Due ore dopo siamo sul Gran Dru, vista di fronte la Z è abbastanza impressionante ma scalandola non è poi così difficile, una bella arrampicata. Come sempre sulla vetta non mi emoziono e non mi rilasso, anzi, siamo solo a metà. Nel frattempo Martin e Pascal ci hanno raggiunto e gli cedo volentieri la pole position sulle calate, non è male scendere dietro a chi sa già dove andare.

Trovare la prima sosta di questa nuova linea di calate attrezzata nel 2021 non è immediato, bisogna scendere un’ottantina di metri lungo una crestina verso la Verte fino a traversare a destra su una spalla. Il primo ancoraggio a resinati è su un grande blocco ricco di cristalli bellissimi e le soste sono evidenziate da un piccolo catarinfrangente.
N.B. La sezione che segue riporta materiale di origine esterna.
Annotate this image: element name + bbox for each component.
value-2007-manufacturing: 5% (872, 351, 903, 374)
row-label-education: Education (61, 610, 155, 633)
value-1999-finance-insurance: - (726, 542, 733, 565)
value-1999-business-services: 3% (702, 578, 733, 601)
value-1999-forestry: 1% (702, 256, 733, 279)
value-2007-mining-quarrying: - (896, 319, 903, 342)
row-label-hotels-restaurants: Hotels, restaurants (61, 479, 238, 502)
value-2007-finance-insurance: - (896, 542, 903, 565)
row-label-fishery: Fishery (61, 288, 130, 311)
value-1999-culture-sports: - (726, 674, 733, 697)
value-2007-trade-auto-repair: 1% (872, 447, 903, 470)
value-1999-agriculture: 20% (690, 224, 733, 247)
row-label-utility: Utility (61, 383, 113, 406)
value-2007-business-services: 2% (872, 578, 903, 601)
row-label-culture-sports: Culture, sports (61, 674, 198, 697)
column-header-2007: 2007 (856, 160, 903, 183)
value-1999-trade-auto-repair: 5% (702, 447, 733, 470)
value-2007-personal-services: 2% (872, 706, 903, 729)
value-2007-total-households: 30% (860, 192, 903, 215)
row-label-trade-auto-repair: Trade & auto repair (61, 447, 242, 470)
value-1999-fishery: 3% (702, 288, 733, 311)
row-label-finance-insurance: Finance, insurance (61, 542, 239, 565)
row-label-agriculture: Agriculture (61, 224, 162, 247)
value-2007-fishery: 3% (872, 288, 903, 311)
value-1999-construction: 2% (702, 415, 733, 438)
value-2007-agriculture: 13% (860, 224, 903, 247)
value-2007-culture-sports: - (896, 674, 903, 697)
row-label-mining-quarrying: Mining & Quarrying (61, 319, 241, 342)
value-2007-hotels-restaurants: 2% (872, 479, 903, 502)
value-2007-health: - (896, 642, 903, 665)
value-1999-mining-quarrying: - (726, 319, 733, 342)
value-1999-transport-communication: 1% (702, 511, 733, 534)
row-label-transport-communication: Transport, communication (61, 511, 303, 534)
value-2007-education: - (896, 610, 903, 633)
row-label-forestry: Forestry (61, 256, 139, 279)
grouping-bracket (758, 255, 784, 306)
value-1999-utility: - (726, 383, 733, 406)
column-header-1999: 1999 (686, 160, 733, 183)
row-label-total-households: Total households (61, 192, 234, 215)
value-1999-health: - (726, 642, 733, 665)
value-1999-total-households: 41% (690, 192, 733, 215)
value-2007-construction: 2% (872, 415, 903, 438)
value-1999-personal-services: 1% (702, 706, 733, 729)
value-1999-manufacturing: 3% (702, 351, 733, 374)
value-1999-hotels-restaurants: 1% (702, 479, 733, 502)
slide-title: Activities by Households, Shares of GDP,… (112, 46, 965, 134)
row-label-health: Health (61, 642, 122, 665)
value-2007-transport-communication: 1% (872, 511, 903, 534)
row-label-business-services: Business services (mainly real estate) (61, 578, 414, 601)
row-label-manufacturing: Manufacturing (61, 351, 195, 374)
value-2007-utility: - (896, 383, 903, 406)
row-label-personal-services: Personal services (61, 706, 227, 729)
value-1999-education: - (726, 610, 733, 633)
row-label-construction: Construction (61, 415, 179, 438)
Scendere da qui ha senso solo perché sono le due di pomeriggio di una giornata dal meteo perfetto, in una catena montuosa dove si dispone del miglior soccorso alpino del mondo. Ad ora tarda o con meteo incerto scenderei sicuramente dalla vecchia normale del Gran Dru. Sarebbe una discesa più lenta e macchinosa ma più conservativa. Le nostre prime 5 o 6 doppie sono completamente fuori linee di salita, in piena parete e spesso su soste appese nel vuoto. In qualunque momento se si incastra o perde una corda si torna a casa solo in elicottero.

Nella parte bassa prendiamo la linea di calate a sinistra faccia a valle, arrivando prima sul ghiacciaio che non si rivela ne ripido ne difficile, ma perché la neve è molle. Se fosse gelata con l’attrezzatura leggera che abbiamo non sarebbe uno scherzo.

Arriviamo perfettamente per cena alle 18.30 al rifugio, molto contenti. Gran bella scalata, forse la più intrigante dell’estate. Vediamo come va avanti.